(p. xvii) Acknowledgments
(p. xvii) Acknowledgments
I acknowledge the influence of the many teachers, mentors, colleagues, and students whose views have shaped my own continued commitment to social justice. I especially acknowledge my colleagues at the University of California, Santa Cruz, an institution whose foundational ideals remain anchored in social justice and progressive intellectual work. The students enrolled in my graduate seminar on Social Justice and the Individual from 2014 to 2016 provided inspiration as we read, discussed, and critically debated numerous works and ideas.
I thank Abby Gross (Senior Editor) and Courtney McCarroll (Assistant Editor) at Oxford University Press for their constant support, encouragement, and patience as I undertook this ambitious volume as a sole editor. I acknowledge the editorial assistance of Andrew Pilecki, Zeneva Alexandra Schindler, and Erin Toolis. Several sources of funding provided release from teaching that facilitated work on this volume, including a fellowship from the Spencer Foundation/National Academy of Education (during which time the proposal for the volume was developed) and more recently a Scholar Award from the William T. Grant Foundation.
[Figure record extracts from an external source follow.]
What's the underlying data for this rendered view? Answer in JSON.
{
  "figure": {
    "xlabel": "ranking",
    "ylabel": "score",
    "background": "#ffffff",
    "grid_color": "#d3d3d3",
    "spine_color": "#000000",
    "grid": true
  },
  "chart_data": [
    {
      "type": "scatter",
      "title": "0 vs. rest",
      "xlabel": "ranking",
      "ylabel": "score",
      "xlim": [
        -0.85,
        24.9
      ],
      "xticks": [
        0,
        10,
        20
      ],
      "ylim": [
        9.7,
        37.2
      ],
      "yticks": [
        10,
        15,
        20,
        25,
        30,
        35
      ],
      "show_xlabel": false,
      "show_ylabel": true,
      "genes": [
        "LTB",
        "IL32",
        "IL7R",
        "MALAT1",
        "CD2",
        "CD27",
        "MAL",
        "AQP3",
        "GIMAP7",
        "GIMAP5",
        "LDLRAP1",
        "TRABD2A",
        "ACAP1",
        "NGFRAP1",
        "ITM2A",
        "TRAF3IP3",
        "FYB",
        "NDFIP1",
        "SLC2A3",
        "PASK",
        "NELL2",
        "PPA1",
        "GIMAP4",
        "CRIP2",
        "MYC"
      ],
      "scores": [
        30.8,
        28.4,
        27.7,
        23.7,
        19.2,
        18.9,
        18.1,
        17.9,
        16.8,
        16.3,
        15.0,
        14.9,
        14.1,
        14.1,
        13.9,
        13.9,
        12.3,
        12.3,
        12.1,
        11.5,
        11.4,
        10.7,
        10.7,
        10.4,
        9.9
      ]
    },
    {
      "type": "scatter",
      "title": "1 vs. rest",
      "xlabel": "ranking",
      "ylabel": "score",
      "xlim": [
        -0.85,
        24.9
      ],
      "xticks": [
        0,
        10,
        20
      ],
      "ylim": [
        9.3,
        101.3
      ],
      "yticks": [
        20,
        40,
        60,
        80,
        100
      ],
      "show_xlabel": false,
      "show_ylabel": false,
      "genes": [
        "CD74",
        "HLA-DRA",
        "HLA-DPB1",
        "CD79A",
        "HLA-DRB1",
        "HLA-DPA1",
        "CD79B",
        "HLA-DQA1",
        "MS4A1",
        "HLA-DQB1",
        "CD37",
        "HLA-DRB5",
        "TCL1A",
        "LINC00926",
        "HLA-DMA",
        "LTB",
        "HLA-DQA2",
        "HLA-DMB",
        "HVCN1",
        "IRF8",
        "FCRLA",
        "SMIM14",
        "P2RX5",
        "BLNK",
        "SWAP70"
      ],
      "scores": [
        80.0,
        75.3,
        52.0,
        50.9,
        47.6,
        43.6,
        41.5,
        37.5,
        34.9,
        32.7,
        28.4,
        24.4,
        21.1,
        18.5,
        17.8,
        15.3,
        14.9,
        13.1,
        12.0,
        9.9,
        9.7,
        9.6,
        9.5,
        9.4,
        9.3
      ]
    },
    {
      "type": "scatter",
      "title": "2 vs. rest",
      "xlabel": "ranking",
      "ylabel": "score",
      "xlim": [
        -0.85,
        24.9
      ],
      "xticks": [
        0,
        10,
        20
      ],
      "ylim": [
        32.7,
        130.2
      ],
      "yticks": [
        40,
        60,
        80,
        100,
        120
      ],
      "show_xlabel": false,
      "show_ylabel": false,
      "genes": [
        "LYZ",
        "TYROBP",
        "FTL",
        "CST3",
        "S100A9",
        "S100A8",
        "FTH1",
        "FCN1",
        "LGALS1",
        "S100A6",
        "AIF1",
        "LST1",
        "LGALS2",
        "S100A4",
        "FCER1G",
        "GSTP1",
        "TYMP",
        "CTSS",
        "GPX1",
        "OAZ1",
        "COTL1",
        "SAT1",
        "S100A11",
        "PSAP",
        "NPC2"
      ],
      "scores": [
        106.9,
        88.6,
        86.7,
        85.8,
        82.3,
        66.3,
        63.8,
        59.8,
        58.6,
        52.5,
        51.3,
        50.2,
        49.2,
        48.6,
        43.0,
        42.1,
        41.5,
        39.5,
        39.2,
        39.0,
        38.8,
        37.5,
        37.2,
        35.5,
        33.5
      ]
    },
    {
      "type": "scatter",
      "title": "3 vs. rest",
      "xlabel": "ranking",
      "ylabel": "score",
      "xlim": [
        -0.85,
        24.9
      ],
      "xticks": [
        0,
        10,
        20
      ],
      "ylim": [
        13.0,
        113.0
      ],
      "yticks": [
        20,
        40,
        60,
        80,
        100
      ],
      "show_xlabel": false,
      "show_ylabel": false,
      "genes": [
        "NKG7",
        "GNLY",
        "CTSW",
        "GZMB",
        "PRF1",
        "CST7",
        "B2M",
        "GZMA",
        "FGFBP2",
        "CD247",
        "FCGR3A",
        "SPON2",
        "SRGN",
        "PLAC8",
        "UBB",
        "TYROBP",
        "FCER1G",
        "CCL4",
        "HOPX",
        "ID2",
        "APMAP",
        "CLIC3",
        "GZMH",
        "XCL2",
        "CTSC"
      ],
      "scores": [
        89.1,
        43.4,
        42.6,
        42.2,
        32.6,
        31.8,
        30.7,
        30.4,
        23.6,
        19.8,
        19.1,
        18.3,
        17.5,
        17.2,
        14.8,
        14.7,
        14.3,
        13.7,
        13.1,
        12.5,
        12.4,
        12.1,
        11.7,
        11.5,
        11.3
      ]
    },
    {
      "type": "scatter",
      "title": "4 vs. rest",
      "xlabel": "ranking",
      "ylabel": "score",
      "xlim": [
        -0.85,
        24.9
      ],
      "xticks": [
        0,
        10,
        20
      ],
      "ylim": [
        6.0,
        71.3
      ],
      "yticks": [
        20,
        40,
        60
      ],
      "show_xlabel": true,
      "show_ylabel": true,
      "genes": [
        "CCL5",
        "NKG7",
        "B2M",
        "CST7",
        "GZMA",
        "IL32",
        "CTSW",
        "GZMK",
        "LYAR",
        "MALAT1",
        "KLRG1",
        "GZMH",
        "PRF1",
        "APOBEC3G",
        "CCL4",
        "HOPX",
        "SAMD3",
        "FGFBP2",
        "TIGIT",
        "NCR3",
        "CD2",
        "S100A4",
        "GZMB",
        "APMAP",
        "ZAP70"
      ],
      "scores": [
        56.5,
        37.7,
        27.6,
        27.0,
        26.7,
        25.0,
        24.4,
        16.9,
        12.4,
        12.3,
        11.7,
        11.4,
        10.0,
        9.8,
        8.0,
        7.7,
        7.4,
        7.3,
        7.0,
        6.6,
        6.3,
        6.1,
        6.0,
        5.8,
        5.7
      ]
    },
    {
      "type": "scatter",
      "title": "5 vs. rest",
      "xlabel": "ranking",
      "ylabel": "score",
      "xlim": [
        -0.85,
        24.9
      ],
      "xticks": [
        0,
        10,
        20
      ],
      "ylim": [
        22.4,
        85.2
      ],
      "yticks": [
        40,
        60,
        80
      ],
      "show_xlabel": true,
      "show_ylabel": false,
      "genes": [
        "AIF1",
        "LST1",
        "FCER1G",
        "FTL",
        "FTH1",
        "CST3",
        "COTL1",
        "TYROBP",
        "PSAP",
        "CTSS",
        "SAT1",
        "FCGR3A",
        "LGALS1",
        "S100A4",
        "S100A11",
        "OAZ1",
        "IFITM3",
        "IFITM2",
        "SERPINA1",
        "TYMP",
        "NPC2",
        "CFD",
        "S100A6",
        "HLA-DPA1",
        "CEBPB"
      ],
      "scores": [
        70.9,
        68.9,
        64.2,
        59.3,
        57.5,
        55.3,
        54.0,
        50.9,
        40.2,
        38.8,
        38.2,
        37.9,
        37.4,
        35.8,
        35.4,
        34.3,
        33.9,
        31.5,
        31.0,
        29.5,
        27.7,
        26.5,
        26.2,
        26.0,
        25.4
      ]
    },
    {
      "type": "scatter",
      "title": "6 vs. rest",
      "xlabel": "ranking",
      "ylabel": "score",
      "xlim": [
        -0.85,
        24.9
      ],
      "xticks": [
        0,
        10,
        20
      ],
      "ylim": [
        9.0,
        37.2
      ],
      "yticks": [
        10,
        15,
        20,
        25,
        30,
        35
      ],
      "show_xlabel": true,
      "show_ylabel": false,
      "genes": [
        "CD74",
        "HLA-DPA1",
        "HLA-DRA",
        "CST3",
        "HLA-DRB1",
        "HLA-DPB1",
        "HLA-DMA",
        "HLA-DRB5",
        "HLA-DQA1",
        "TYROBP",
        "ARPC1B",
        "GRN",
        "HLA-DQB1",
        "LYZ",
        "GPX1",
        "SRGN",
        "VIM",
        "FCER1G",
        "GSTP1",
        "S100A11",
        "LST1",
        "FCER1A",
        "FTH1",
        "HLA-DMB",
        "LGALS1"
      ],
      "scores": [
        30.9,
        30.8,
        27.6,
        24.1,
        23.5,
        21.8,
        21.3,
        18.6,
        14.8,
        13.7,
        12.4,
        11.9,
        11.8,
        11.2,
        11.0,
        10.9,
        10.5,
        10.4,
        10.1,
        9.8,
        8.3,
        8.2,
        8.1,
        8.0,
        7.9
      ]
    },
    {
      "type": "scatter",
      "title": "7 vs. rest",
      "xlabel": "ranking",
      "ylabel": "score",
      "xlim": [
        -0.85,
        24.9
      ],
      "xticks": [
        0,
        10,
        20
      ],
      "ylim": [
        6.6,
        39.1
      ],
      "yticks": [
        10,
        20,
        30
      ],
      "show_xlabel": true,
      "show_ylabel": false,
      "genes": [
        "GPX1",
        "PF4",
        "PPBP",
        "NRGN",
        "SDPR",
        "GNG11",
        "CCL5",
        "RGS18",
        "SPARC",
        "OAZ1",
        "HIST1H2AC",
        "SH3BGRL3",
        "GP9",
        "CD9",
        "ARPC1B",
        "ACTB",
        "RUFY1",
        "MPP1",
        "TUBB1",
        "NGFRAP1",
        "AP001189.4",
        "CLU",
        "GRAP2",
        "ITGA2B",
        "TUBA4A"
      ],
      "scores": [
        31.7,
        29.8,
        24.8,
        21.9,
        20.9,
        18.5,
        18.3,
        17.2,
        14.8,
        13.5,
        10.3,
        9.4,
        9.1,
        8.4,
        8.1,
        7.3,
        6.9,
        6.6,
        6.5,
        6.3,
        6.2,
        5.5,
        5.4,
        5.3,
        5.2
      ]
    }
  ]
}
This volume is dedicated to two scholars of social justice who made a lasting impact on me. At a time in which I had become disenchanted with my training as a clinical psychologist and had come to believe that clinical work had significant limitations to effect social change, I had the privilege to meet Bert Cohler. Immediately, I felt a kind of intellectual kinship I had never previously experienced, as we discussed and debated the limitations of dominant scientific paradigms in psychology over beers at a pub on Chicago’s North Side. This meeting represented a turning point in both my professional trajectory and my own personal narrative of identity (a topic Bert had devoted so much of his life to study). I abandoned clinical psychology to pursue training in the interdisciplinary Committee on Human Development at the University of Chicago, where I was able to develop my own more liberated form of identity as a social scientist. There I tackled challenging issues of social import by using multiple methods and informed by multiple disciplinary perspectives. At Chicago, I was taught to focus on problems of social relevance, using the tools of social science. This training led me to look at social problems such as ethnopolitical conflict or prejudice against sexual minorities not confined by the paradigms of particular disciplines but rather from the standpoint of those experiencing injustice. I ultimately became a social psychologist in the “Lewinian” model, committed to both theory and application, cognizant of the dynamic interaction between persons and settings, and diverse and eclectic in the tools I bring to social scientific inquiry. This scholarly identity was and continues to be an ideal match for the kind of social psychologist we imagine at Santa Cruz, an institution whose history is intimately linked to issues of social justice and transdisciplinary inquiry. The redwoods have become a fitting home for me personally, and they remain a sanctuary for progressive and deviant scholarship. I owe much of my success to reach these redwoods to Bert Cohler and his mentorship.
Aparna Sharma was a social-community psychologist in Chicago who made a major impact on me and my commitment to social justice research. A friend and colleague from my early training in clinical psychology, Aparna informed the global, intersectional approach to social justice issues I take. Beyond intellectual influence, though, she was (p. xviii) a confidant and source of great emotional support to me in my life. Her early death represented a great loss not just for her family and friends but also the field of social and community psychology. I trust this volume would make her proud, though I also suspect she would have some stimulating critiques, for it was through our ability to have open, critical dialogue that we both flourished as friends and colleagues.
Finally, I thank my family members (both of origin and chosen) for their support over the years this volume was completed. Work on the volume corresponded with a period of very significant personal life transition, including losses and gains, yet the concept of family and my understanding of it has expanded in very meaningful ways during this period. I have been privileged to feel the love and support of many as I have undertaken bold projects in both my personal and professional life over the past several years.
Below his signature appeared this quotation in every email Bert Cohler sent:
“The hottest places in Hell are reserved for those who, in times of great moral crisis, maintain their neutrality.” Dante, The Inferno
I hope that this volume informs and inspires new generations of social psychologists to commit to a paradigm of inquiry that works for social justice and eschews notions of “neutrality” in matters of the social and political world.